As increasing numbers of investors now include residential and mixed use properties in their portfolios there are bound to be issues dealing with the residential element of service charges and you really can’t be too careful about the administration of residential service charges.

From our perspective it seems like an almost endless stream of cases appear on the subject of residential service charge and this is a short summary of the most significant, highlighting just how much attention to detail is required when setting up and managing service charges for buildings and estates with any residential element.

  • The first (and most recently decided) case is the most significant in legal terms and unusual in that the landlords were the victors.  The Supreme Court in Arnold v Brittondeclined to bend the usual rules of construction in favour of the tenants of holiday chalets let on long leases.

    The service charge provisions in the long leases were inconsistent but a significant minority of them provided for a fixed charge service charge with annual uplifts which resulted in a huge individual service charge liability as the term progressed.  The fixed service charge increased in an amount that was massively higher than inflation and well beyond the actual service costs.

    The Supreme Court held that, because the service charge was a fixed amount, it would be legitimate for the landlord to continue to collect that fixed amount without any need for the landlord to follow the Service Charge Consultation Regulations and without any scope for appeal to the First Tier Tribunal as to the reasonableness of the sums charged.  A warning though: the outcome was manifestly unjust to quite a number of the tenants at the holiday park and all of the Law Lords suggested petitioning Parliament for a change in the law.  That makes it difficult to say that fixed charge service charges will continue to be outside the service charge consultation requirements and incapable of challenge in the First Tier Tribunal on grounds of reasonableness.  For now, however, they are.

  • In an unusual case involving a right to manage company (“RTM”) administering the service charge, the Upper Tribunal found that the RTM had not complied with the regulations on service charge consultation to the letter.  The RTM had failed to make adequate arrangements for the tenants to be able to inspect the estimates. Failure to comply with the fine detail of the regulations means the amount that a landlord can collect is capped by statute.  The statutory cap is just £250 per tenant for one-off expenditure and £100 per tenant for ongoing contracts (an ongoing contract being 12 months or longer).  The level of the statutory caps is such that it is highly unlikely that a landlord who fails to comply with the regulations will be able to recover all or even a substantial part of its expenditure.
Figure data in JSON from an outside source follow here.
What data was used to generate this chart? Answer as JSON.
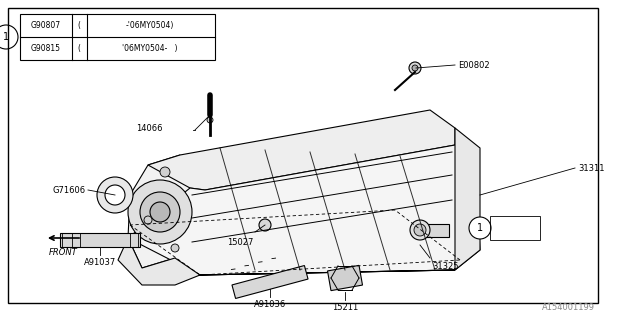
{
  "bg_color": "#ffffff",
  "line_color": "#000000",
  "watermark": "A154001199",
  "table_rows": [
    [
      "G90807",
      "(",
      "    -’06MY0504)"
    ],
    [
      "G90815",
      "(’06MY0504-",
      "            )"
    ]
  ]
}
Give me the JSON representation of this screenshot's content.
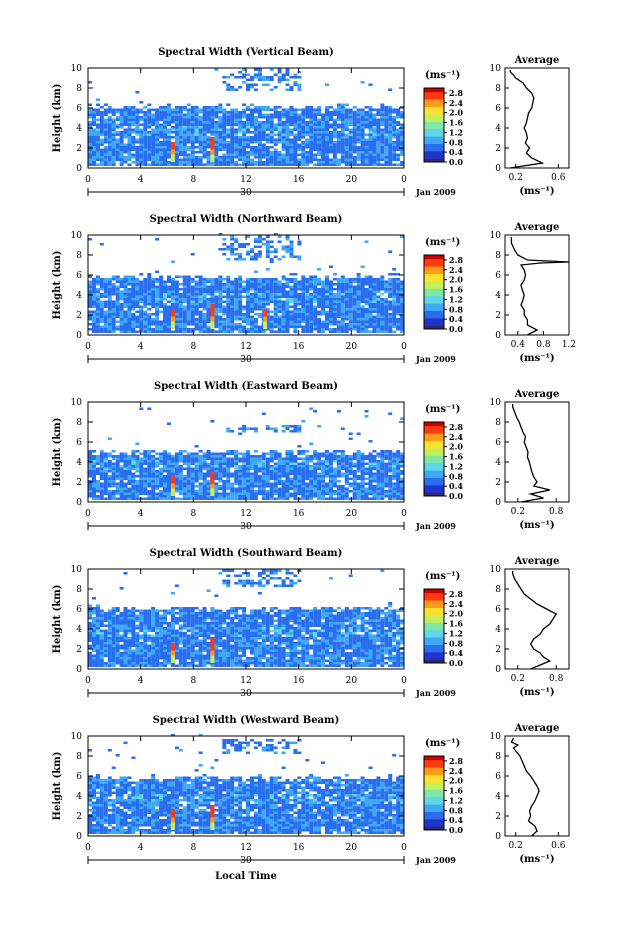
{
  "colors": {
    "background": "#ffffff",
    "axes": "#000000",
    "colorbar_stops": [
      "#2a2a66",
      "#2233cc",
      "#2a6ef0",
      "#3fa8f5",
      "#5fd7e8",
      "#7fe7a8",
      "#c8ef5a",
      "#ffe02a",
      "#ff9a1a",
      "#ff3a10",
      "#cc0000"
    ]
  },
  "chart_data": [
    {
      "type": "heatmap",
      "title": "Spectral Width (Vertical Beam)",
      "ylabel": "Height (km)",
      "xlabel": "",
      "x_ticks": [
        "0",
        "4",
        "8",
        "12",
        "16",
        "20",
        "0"
      ],
      "y_ticks": [
        "0",
        "2",
        "4",
        "6",
        "8",
        "10"
      ],
      "xlim": [
        0,
        24
      ],
      "ylim": [
        0,
        10
      ],
      "colorbar": {
        "unit": "(ms⁻¹)",
        "ticks": [
          "0.0",
          "0.4",
          "0.8",
          "1.2",
          "1.6",
          "2.0",
          "2.4",
          "2.8"
        ],
        "range": [
          0,
          3.0
        ]
      },
      "date_axis": {
        "day": "30",
        "month_year": "Jan 2009"
      },
      "signal_top_km": 6.3,
      "features": {
        "upper_patch_km": [
          7.6,
          9.8
        ],
        "strong_cores_hours": [
          6.3,
          9.3
        ]
      },
      "profile": {
        "title": "Average",
        "xlabel": "(ms⁻¹)",
        "x_ticks": [
          "0.2",
          "0.6"
        ],
        "xlim": [
          0.1,
          0.7
        ],
        "y_ticks": [
          "0",
          "2",
          "4",
          "6",
          "8",
          "10"
        ],
        "ylim": [
          0,
          10
        ],
        "x": [
          0.15,
          0.45,
          0.35,
          0.3,
          0.33,
          0.29,
          0.31,
          0.3,
          0.28,
          0.3,
          0.31,
          0.32,
          0.35,
          0.36,
          0.37,
          0.35,
          0.3,
          0.27,
          0.2,
          0.18,
          0.15,
          0.15
        ],
        "height": [
          0,
          0.5,
          1.0,
          1.5,
          2.0,
          2.5,
          3.0,
          3.5,
          4.0,
          4.5,
          5.0,
          5.5,
          6.0,
          6.5,
          7.0,
          7.5,
          8.0,
          8.5,
          9.0,
          9.3,
          9.6,
          9.8
        ]
      }
    },
    {
      "type": "heatmap",
      "title": "Spectral Width (Northward Beam)",
      "ylabel": "Height (km)",
      "xlabel": "",
      "x_ticks": [
        "0",
        "4",
        "8",
        "12",
        "16",
        "20",
        "0"
      ],
      "y_ticks": [
        "0",
        "2",
        "4",
        "6",
        "8",
        "10"
      ],
      "xlim": [
        0,
        24
      ],
      "ylim": [
        0,
        10
      ],
      "colorbar": {
        "unit": "(ms⁻¹)",
        "ticks": [
          "0.0",
          "0.4",
          "0.8",
          "1.2",
          "1.6",
          "2.0",
          "2.4",
          "2.8"
        ],
        "range": [
          0,
          3.0
        ]
      },
      "date_axis": {
        "day": "30",
        "month_year": "Jan 2009"
      },
      "signal_top_km": 6.0,
      "features": {
        "upper_patch_km": [
          7.4,
          9.8
        ],
        "strong_cores_hours": [
          6.3,
          9.3,
          13.3
        ]
      },
      "profile": {
        "title": "Average",
        "xlabel": "(ms⁻¹)",
        "x_ticks": [
          "0.4",
          "0.8",
          "1.2"
        ],
        "xlim": [
          0.2,
          1.2
        ],
        "y_ticks": [
          "0",
          "2",
          "4",
          "6",
          "8",
          "10"
        ],
        "ylim": [
          0,
          10
        ],
        "x": [
          0.55,
          0.7,
          0.55,
          0.55,
          0.5,
          0.5,
          0.45,
          0.48,
          0.5,
          0.47,
          0.45,
          0.5,
          0.52,
          0.5,
          0.45,
          0.75,
          1.2,
          0.55,
          0.4,
          0.35,
          0.3,
          0.3
        ],
        "height": [
          0,
          0.5,
          1.0,
          1.5,
          2.0,
          2.5,
          3.0,
          3.5,
          4.0,
          4.5,
          5.0,
          5.5,
          6.0,
          6.5,
          7.0,
          7.2,
          7.3,
          7.5,
          8.0,
          8.5,
          9.2,
          9.8
        ]
      }
    },
    {
      "type": "heatmap",
      "title": "Spectral Width (Eastward Beam)",
      "ylabel": "Height (km)",
      "xlabel": "",
      "x_ticks": [
        "0",
        "4",
        "8",
        "12",
        "16",
        "20",
        "0"
      ],
      "y_ticks": [
        "0",
        "2",
        "4",
        "6",
        "8",
        "10"
      ],
      "xlim": [
        0,
        24
      ],
      "ylim": [
        0,
        10
      ],
      "colorbar": {
        "unit": "(ms⁻¹)",
        "ticks": [
          "0.0",
          "0.4",
          "0.8",
          "1.2",
          "1.6",
          "2.0",
          "2.4",
          "2.8"
        ],
        "range": [
          0,
          3.0
        ]
      },
      "date_axis": {
        "day": "30",
        "month_year": "Jan 2009"
      },
      "signal_top_km": 5.2,
      "features": {
        "upper_patch_km": [
          6.8,
          7.6
        ],
        "strong_cores_hours": [
          6.3,
          9.3
        ]
      },
      "profile": {
        "title": "Average",
        "xlabel": "(ms⁻¹)",
        "x_ticks": [
          "0.2",
          "0.8"
        ],
        "xlim": [
          0.0,
          1.0
        ],
        "y_ticks": [
          "0",
          "2",
          "4",
          "6",
          "8",
          "10"
        ],
        "ylim": [
          0,
          10
        ],
        "x": [
          0.25,
          0.6,
          0.4,
          0.7,
          0.45,
          0.5,
          0.45,
          0.42,
          0.4,
          0.38,
          0.35,
          0.36,
          0.33,
          0.3,
          0.32,
          0.28,
          0.25,
          0.22,
          0.18,
          0.15,
          0.12,
          0.12
        ],
        "height": [
          0,
          0.4,
          0.8,
          1.2,
          1.6,
          2.0,
          2.5,
          3.0,
          3.5,
          4.0,
          4.5,
          5.0,
          5.5,
          6.0,
          6.5,
          7.0,
          7.5,
          8.0,
          8.5,
          9.0,
          9.5,
          9.8
        ]
      }
    },
    {
      "type": "heatmap",
      "title": "Spectral Width (Southward Beam)",
      "ylabel": "Height (km)",
      "xlabel": "",
      "x_ticks": [
        "0",
        "4",
        "8",
        "12",
        "16",
        "20",
        "0"
      ],
      "y_ticks": [
        "0",
        "2",
        "4",
        "6",
        "8",
        "10"
      ],
      "xlim": [
        0,
        24
      ],
      "ylim": [
        0,
        10
      ],
      "colorbar": {
        "unit": "(ms⁻¹)",
        "ticks": [
          "0.0",
          "0.4",
          "0.8",
          "1.2",
          "1.6",
          "2.0",
          "2.4",
          "2.8"
        ],
        "range": [
          0,
          3.0
        ]
      },
      "date_axis": {
        "day": "30",
        "month_year": "Jan 2009"
      },
      "signal_top_km": 6.2,
      "features": {
        "upper_patch_km": [
          8.0,
          9.8
        ],
        "strong_cores_hours": [
          6.3,
          9.3
        ]
      },
      "profile": {
        "title": "Average",
        "xlabel": "(ms⁻¹)",
        "x_ticks": [
          "0.2",
          "0.8"
        ],
        "xlim": [
          0.0,
          1.0
        ],
        "y_ticks": [
          "0",
          "2",
          "4",
          "6",
          "8",
          "10"
        ],
        "ylim": [
          0,
          10
        ],
        "x": [
          0.4,
          0.55,
          0.7,
          0.6,
          0.55,
          0.45,
          0.4,
          0.45,
          0.55,
          0.6,
          0.7,
          0.75,
          0.8,
          0.65,
          0.5,
          0.4,
          0.3,
          0.25,
          0.2,
          0.15,
          0.12,
          0.12
        ],
        "height": [
          0,
          0.4,
          0.8,
          1.2,
          1.6,
          2.0,
          2.5,
          3.0,
          3.5,
          4.0,
          4.5,
          5.0,
          5.5,
          6.0,
          6.5,
          7.0,
          7.5,
          8.0,
          8.5,
          9.0,
          9.5,
          9.8
        ]
      }
    },
    {
      "type": "heatmap",
      "title": "Spectral Width (Westward Beam)",
      "ylabel": "Height (km)",
      "xlabel": "Local Time",
      "x_ticks": [
        "0",
        "4",
        "8",
        "12",
        "16",
        "20",
        "0"
      ],
      "y_ticks": [
        "0",
        "2",
        "4",
        "6",
        "8",
        "10"
      ],
      "xlim": [
        0,
        24
      ],
      "ylim": [
        0,
        10
      ],
      "colorbar": {
        "unit": "(ms⁻¹)",
        "ticks": [
          "0.0",
          "0.4",
          "0.8",
          "1.2",
          "1.6",
          "2.0",
          "2.4",
          "2.8"
        ],
        "range": [
          0,
          3.0
        ]
      },
      "date_axis": {
        "day": "30",
        "month_year": "Jan 2009"
      },
      "signal_top_km": 6.0,
      "features": {
        "upper_patch_km": [
          8.0,
          9.6
        ],
        "strong_cores_hours": [
          6.3,
          9.3
        ]
      },
      "profile": {
        "title": "Average",
        "xlabel": "(ms⁻¹)",
        "x_ticks": [
          "0.2",
          "0.6"
        ],
        "xlim": [
          0.1,
          0.7
        ],
        "y_ticks": [
          "0",
          "2",
          "4",
          "6",
          "8",
          "10"
        ],
        "ylim": [
          0,
          10
        ],
        "x": [
          0.35,
          0.4,
          0.38,
          0.32,
          0.34,
          0.33,
          0.35,
          0.38,
          0.4,
          0.42,
          0.4,
          0.37,
          0.34,
          0.3,
          0.28,
          0.26,
          0.24,
          0.2,
          0.18,
          0.22,
          0.16,
          0.18
        ],
        "height": [
          0,
          0.5,
          1.0,
          1.5,
          2.0,
          2.5,
          3.0,
          3.5,
          4.0,
          4.5,
          5.0,
          5.5,
          6.0,
          6.5,
          7.0,
          7.5,
          8.0,
          8.5,
          8.8,
          9.1,
          9.4,
          9.8
        ]
      }
    }
  ]
}
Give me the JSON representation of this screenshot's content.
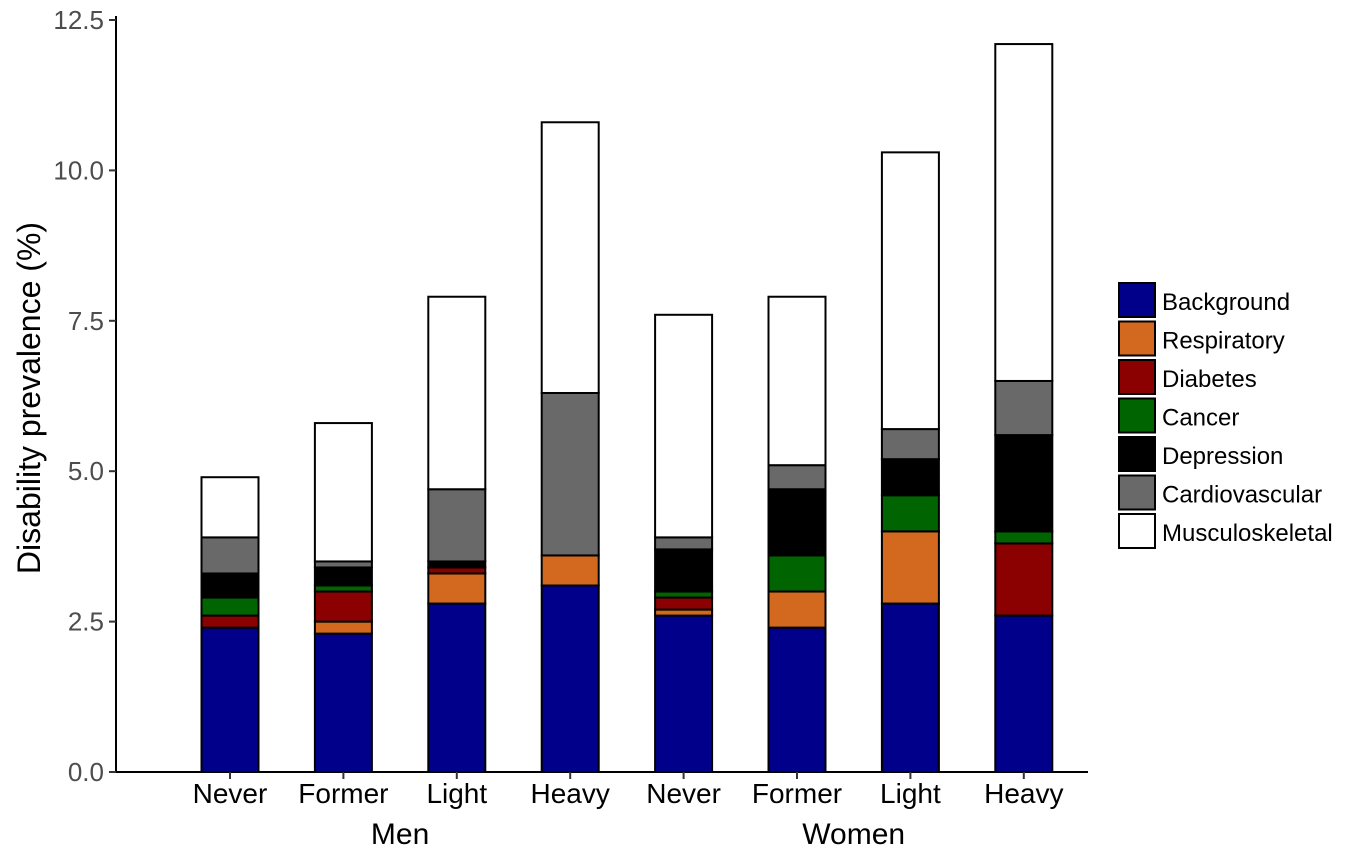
{
  "chart_data": {
    "type": "bar",
    "stacked": true,
    "ylabel": "Disability prevalence (%)",
    "xlabel": "",
    "ylim": [
      0,
      12.5
    ],
    "yticks": [
      "0.0",
      "2.5",
      "5.0",
      "7.5",
      "10.0",
      "12.5"
    ],
    "ytick_values": [
      0,
      2.5,
      5,
      7.5,
      10,
      12.5
    ],
    "grid": false,
    "legend_position": "right",
    "groups": [
      {
        "label": "Men",
        "categories": [
          "Never",
          "Former",
          "Light",
          "Heavy"
        ]
      },
      {
        "label": "Women",
        "categories": [
          "Never",
          "Former",
          "Light",
          "Heavy"
        ]
      }
    ],
    "categories": [
      "Never",
      "Former",
      "Light",
      "Heavy",
      "Never",
      "Former",
      "Light",
      "Heavy"
    ],
    "series": [
      {
        "name": "Background",
        "color": "#00008B",
        "values": [
          2.4,
          2.3,
          2.8,
          3.1,
          2.6,
          2.4,
          2.8,
          2.6
        ]
      },
      {
        "name": "Respiratory",
        "color": "#D2691E",
        "values": [
          0.0,
          0.2,
          0.5,
          0.5,
          0.1,
          0.6,
          1.2,
          0.0
        ]
      },
      {
        "name": "Diabetes",
        "color": "#8B0000",
        "values": [
          0.2,
          0.5,
          0.1,
          0.0,
          0.2,
          0.0,
          0.0,
          1.2
        ]
      },
      {
        "name": "Cancer",
        "color": "#006400",
        "values": [
          0.3,
          0.1,
          0.0,
          0.0,
          0.1,
          0.6,
          0.6,
          0.2
        ]
      },
      {
        "name": "Depression",
        "color": "#000000",
        "values": [
          0.4,
          0.3,
          0.1,
          0.0,
          0.7,
          1.1,
          0.6,
          1.6
        ]
      },
      {
        "name": "Cardiovascular",
        "color": "#696969",
        "values": [
          0.6,
          0.1,
          1.2,
          2.7,
          0.2,
          0.4,
          0.5,
          0.9
        ]
      },
      {
        "name": "Musculoskeletal",
        "color": "#FFFFFF",
        "values": [
          1.0,
          2.3,
          3.2,
          4.5,
          3.7,
          2.8,
          4.6,
          5.6
        ]
      }
    ]
  }
}
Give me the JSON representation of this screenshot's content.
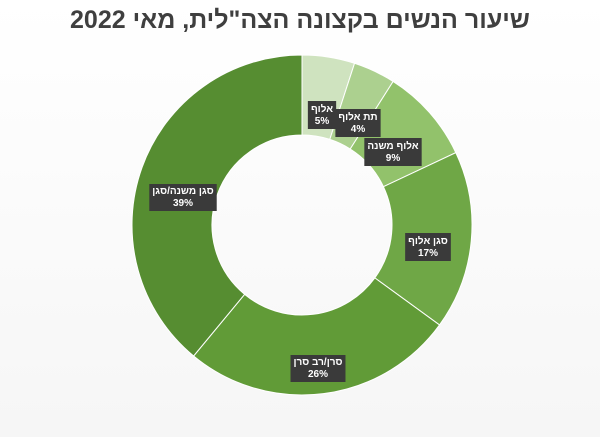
{
  "chart_data": {
    "type": "donut",
    "title": "שיעור הנשים בקצונה הצה\"לית, מאי 2022",
    "categories": [
      "אלוף",
      "תת אלוף",
      "אלוף משנה",
      "סגן אלוף",
      "סרן/רב סרן",
      "סגן משנה/סגן"
    ],
    "values": [
      5,
      4,
      9,
      17,
      26,
      39
    ],
    "value_labels": [
      "5%",
      "4%",
      "9%",
      "17%",
      "26%",
      "39%"
    ],
    "colors": [
      "#cfe3bf",
      "#acd08f",
      "#92c26b",
      "#6fa746",
      "#619b37",
      "#568d31"
    ],
    "start_angle": "top, clockwise",
    "legend": "none"
  }
}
    The Upper Tribunal did point out that the RTM could have proceeded with an application to dispense with the need to comply with the consultation requirements and if it had successfully done so would have been afforded full recovery.  We have posted on this process before.  The moral to this Ashley Court Right to Manage Company v De-Nucciocase is that the fine details of the consultation regulations really do matter and it is the prejudice that can be suffered by the tenants that the Tribunals will consider in deciding whether or not to allow full or partial recovery, not the size of the actual mistake made by the landlord in complying with the regulations.

  • A final case worth mentioning arose when the tenant of a long lease applied to enfranchise his lease, i.e. extend his lease term and vary the service charge provisions, arguing that it was no longer fair to pay service charge on the existing fixed percentage basis.  The facts of the case were such that a much altered Victorian property had a service charge where the landlords were collecting well over 100% of the service charge.  The Upper Tribunal agreed that the service charge provisions should be amended in principle but we don’t know as yet how the new service charge percentage in the new long lease will be calculated as the Upper Tribunal sent this question back to the First Tier Tribunal. There is therefore more to come from Rossman v The Crown Estate Commissioners and we will, of course, keep you posted.